Shute was originally a medieval house, much enlarged and remodelled around 1500 by Cicely Bonville who married Thomas Grey, Marquess of Dorset. In 1554 the Grey’s house was forfeited to the Crown, eventually being sold to William Pole of Colyton who made it his home. It was probably his son, Sir William Pole, a writer and Antiquary who built the gatehouse after succeeding in 1587. With its battlements and possibly genuine medieval gargoyles, the style is consciously antiquarian. During the restoration by the Landmark Trust evidence was discovered that the window on the top floor had once formed a nearly continuous band with the windows in the turrets, in keeping with the ‘more glass than wall’ fashion of the time.
With windows of this kind allowing a ‘fair prospect’ it is likely that the upper room was used as a belvedere or outlook, probably to watch the hunt taking place in the old deer park on the hill opposite. On its other side the gatehouse would have opened into a forecourt or courtyard and there is evidence that the gatehouse was at least roughly aligned on the porch in the main front of the old house. The existing flanking walls probably incorporate earlier and lower walls that would have enclosed this forecourt. The entrance to the rooms over the gate arch would have been by outside steps.
After the building activity at Shute in the 15th and 16th centuries little more was done for two hundred years and it is likely that for most of the 18th century the house saw only the minimum of maintenance. With Shute by this time probably dilapidated, John William Pole, who had inherited Shute as a three-year old orphan, set about building a new Shute House on an entirely new site in the light and restrained style of Robert Adam. He preserved the old gatehouse as an interesting entrance to his newly landscaped park with the drive passing through it and on up to his modern mansion on the hill. Unfortunately the greater part of the old Bonville house blocked the intended route and so this was demolished, leaving only what might have been the medieval high end as adapted in the Tudor period. Round the gatehouse itself the ground was made to run up to parapet height on refashioned screen walls.
What is not known is whether the gatehouse was lived in as well as the side lodges. Records come only with the first full census return of 1841, which lists two households under ‘Lodge’ and ‘Lodge Wing’. This, and later census returns show the buildings to be occupied by a variety of families, probably employed on the farm or estate, involved in various trades such as agricultural labourers, carpenters, gardeners and a dairyman. By 1871, one occupier was Job Adams, a bailiff or farm manager, either for the Shute estate or the tenant of Shute Barton.
The final stages
During the 1870’s the two side lodges were taken down and replaced by the existing pavilions, which echo the Elizabethan architecture of the gatehouse itself. A carpenter’s shop which had been on the site also disappeared in the general tidying up. In 1926 the Shute estate was inherited by Sir John Carew-Pole. He lived at Antony in Cornwall and so not not needed as a home Shute House became a girls’ school in 1933. Shute Barton continued as a tenant farm until, after being empty for some time, Sir John repaired it and gave it to the National Trust in 1959.

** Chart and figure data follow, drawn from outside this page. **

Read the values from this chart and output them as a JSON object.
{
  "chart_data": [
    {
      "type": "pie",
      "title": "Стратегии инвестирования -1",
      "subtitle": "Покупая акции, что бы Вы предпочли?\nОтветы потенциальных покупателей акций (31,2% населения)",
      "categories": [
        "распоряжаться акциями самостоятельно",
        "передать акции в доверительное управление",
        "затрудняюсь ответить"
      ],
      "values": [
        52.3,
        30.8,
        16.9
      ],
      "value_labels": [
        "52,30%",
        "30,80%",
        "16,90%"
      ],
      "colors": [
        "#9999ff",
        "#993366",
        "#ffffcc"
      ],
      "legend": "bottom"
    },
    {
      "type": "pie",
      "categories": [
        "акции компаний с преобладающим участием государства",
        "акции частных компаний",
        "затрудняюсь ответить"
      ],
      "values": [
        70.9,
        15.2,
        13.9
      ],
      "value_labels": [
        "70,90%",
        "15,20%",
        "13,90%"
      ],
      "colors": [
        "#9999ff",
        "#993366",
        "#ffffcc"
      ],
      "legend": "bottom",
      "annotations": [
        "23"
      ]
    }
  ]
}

The last people to live in the gatehouse were the Newbys. Mr Newby was a caretaker to the school, and his wife Mary, the daughter of a former agent for the Shute estate, continued to live on in the gatehouse after her husband’s death, without running water or electricity, until about 1958 when ill-health forced her to move out. It remained empty from then until 1981, with the arrival of the first Landmark clients.